Kenya Re has reported a profit decline of 24% to Ksh 1.2 billon during the six month period ended in June 2018.
Gross written premiums declined by 15.6% while net earned premiums fell by 10.1% to Ksh 6.4 billion. The decline in net earned premiums was caused by overall loss of business across key markets including Ghana, Nigeria, India, Ethiopia and Nepal.
In March, the reinsurer was looking to buy stakes in national reinsurance companies so as to strengthen its market share after Uganda, Tanzania and Ethiopia set up their reinsurance companies in return declining the firm’s market share.
The re-insurance provider net claims decreased 6.8% to Ksh3.4 billion which was neutralized by a 6.6% increase in operating expenses to 745.1 million from 699 million in 2017.
Investment income rose by 14% driven by the general recovery in economic activity together with a 40% to 16.7 million income from government securities from Ksh 11.9 million in 2017.

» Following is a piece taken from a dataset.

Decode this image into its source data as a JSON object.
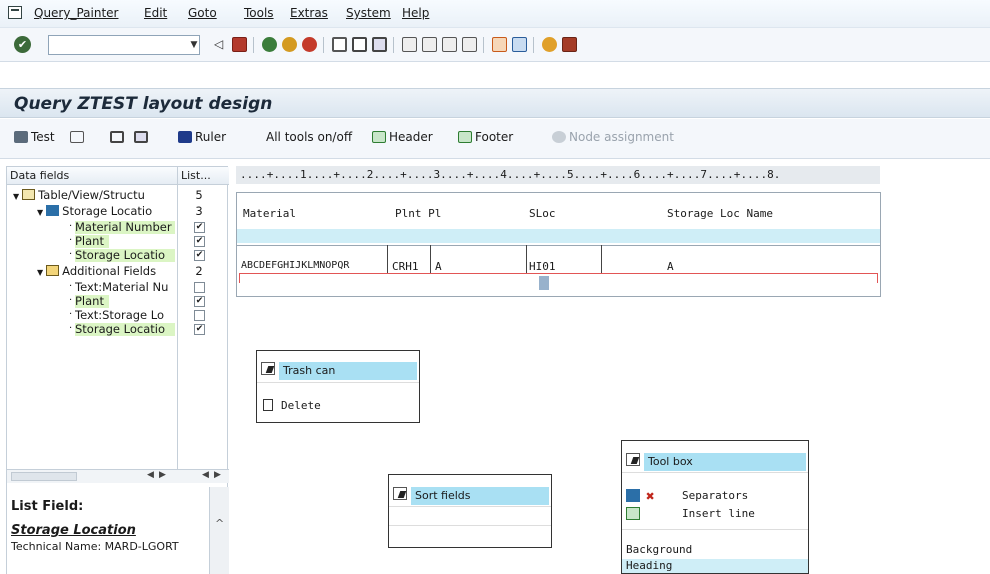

The company’s board members earlier in the year fired CEO Jadiah Mwarania who was later reinstated by the employment and Labour relations court citing wrongful termination.
“The loss of business in key markets as a result of domestication is expected to subdue topline growth in the short to medium term. However, the resurgence of local business activity combined with increased government spending may boost the uptake of insurance products which, should eventually trickle down to the reinsurance business through elevated insurance premiums ceded by insurers.” Gift Kori Research Analyst Apex Africa Capital Ltd.
Kenya Re provides reinsurance services to more than 265 companies spread out in Africa, Middle East and Asia.